那股力量比之前任何一次都要强大、浑厚、凶猛。
如同沉睡的远古凶兽苏醒。
「圆满了。」
西伦低声自语。
血印——彻底修炼完全。
他不确定这圆满的血印,是否真的具备堪比二阶非凡者全力一击的恐怖威力。
但至少从感知上来说……
应该差不了多少。
西伦低头看了一眼地上那具皮包骨头的乾屍。
迪恩是二阶接近极境的强者,他的骨骼比寻常人坚韧得多,但二阶非凡者的修炼还没有达到真正「炼骨「的层次。

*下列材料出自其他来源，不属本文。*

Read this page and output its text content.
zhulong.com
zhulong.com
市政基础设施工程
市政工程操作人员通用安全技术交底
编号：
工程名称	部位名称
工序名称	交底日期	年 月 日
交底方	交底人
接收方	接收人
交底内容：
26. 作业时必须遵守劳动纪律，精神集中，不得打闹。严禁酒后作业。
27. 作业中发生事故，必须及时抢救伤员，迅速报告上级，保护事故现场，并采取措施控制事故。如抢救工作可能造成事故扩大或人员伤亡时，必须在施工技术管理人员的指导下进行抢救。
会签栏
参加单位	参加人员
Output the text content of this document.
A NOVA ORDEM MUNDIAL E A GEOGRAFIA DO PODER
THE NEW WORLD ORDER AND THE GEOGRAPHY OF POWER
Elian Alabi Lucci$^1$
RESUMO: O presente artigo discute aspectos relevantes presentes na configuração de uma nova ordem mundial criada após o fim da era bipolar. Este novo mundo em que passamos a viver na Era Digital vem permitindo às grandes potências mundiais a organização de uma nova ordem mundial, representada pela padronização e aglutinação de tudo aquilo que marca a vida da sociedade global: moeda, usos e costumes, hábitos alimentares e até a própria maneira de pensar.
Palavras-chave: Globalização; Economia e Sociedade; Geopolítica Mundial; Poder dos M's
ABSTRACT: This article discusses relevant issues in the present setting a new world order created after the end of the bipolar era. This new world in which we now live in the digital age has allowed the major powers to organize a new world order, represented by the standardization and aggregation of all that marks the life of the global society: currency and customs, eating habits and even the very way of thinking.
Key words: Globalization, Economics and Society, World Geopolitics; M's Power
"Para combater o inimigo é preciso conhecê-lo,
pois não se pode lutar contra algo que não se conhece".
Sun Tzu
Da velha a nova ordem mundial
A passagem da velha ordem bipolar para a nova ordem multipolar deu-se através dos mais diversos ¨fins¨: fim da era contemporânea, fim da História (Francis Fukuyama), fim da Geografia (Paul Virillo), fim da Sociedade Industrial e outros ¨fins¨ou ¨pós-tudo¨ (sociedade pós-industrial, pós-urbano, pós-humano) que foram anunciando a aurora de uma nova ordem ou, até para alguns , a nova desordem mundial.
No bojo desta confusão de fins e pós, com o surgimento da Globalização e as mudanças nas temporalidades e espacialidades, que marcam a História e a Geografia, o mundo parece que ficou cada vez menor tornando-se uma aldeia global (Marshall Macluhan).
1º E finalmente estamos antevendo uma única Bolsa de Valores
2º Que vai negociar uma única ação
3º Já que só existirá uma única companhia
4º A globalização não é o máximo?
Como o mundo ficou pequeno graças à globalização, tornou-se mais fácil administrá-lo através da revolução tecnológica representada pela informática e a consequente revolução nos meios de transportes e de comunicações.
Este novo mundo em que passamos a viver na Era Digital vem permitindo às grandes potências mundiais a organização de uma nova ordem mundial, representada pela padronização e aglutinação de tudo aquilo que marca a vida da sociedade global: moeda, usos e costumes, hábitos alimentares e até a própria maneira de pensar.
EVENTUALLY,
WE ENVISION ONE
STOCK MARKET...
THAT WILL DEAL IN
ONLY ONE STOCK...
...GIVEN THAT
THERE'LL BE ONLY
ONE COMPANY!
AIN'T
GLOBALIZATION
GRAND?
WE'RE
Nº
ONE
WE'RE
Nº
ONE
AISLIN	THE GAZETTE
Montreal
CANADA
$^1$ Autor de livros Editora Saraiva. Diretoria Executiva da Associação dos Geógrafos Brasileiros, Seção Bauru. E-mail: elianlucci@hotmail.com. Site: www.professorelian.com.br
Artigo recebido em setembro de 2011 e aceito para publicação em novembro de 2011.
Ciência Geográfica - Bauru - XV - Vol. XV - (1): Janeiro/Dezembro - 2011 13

所以说到底,这些骨头也只是稍稍比普通人硬了一些,算不得什麽宝物。
西伦思索片刻,决定不留下任何痕迹。
他让血印化作一方漆黑的大印,悬浮在半空。
「轰——!」
大印砸下。
「啪!」
骨头碎开,化作齑粉。
乾枯的皮肉与碎骨混在一起,被山风卷起,散落在碎石和杂草之间。
片刻之後,这里便看不出任何打斗和死亡的痕迹。
西伦将血印收回眉心,缓缓转身。
他还有最後一件事要做。
西伦沿着山後的小径继续前行,翻过一道低矮的残垣断壁之後,眼前的景象为之一变。
浓雾在这里消散了大半,取而代之的是一片令人意想不到的翠绿。
一条清澈的溪流从山石缝隙中渗出,在苔藓覆盖的石床上蜿蜒流淌,发出叮咚的轻响。
溪流两岸生长着些许不知名的矮灌木,虽然叶片枯黄了大半,但在奇境那苍白冷寂的底色上,已经算得上是难得的生机。
而在这片绿意的尽头——
西伦看到了那棵树。
他停住了脚步。
那是一棵巨大的古树,树干粗壮得需要三四个成年人才能合抱,粗略目测足有二十多米高。
但它的状态并不好。
树皮大面积张开翻卷,露出里面灰白色的木质纤维,像是久病之人裂开的乾燥皮肤。
整棵树几乎腐朽了一半。
枝桠有半数已经枯死,呈现出一种焦黑的碳化色泽,如同被天雷劈过。
其中一条最粗的焦黑枝桠甚至已经脱力垂下,拖在地面上,像一只疲惫至极的手臂。
然而——
就在树体的另一侧,几条残存的枝桠上,竟然还隐约绽放着赤色的霞光。
那光芒柔和而温润,在浓雾中如同暗夜里的灯火。
宝相虽残,仍有余韵。
这棵树曾经一定极为不凡。
西伦靠近溪流,蹲下身来。
他仔细地用溪水洗去手上和脸上残留的血迹。
冰凉的溪水冲刷过指缝,将暗红色的血污一点一点带走。
直到双手彻底恢复了乾净,他才站起身,一步一步朝那棵宝树走去。
靠近之後,西伦才真切地感受到这棵树散发出的气息。
那不是普通植物的气息。
而是一种古老而深邃的、如同亘古长河般悠远的生命韵律。
尽管它已半死不活,但那残存的生命力依然厚重得令人心生敬畏。
西伦在树前站定,仔细打量着这棵半枯的圣树。
不知道怎麽获得机缘。
总不能直接拿刀把那些还在发光的枝桠砍下来带走吧?
那也太粗暴了。
西伦托着下巴,陷入思索。
就在这时——
地上那条焦黑的枝桠忽然动了。
它缓缓从泥土中升起,像是一只沉睡了千年的手指慢慢伸展开来,轻轻地点在了西伦的肩膀上。
西伦浑身一震,下意识地想要後退——
但下一刻,一股朦胧的意志从树体深处传了过来。
那意志古老而苍茫,如同隔着一层厚厚的水幕。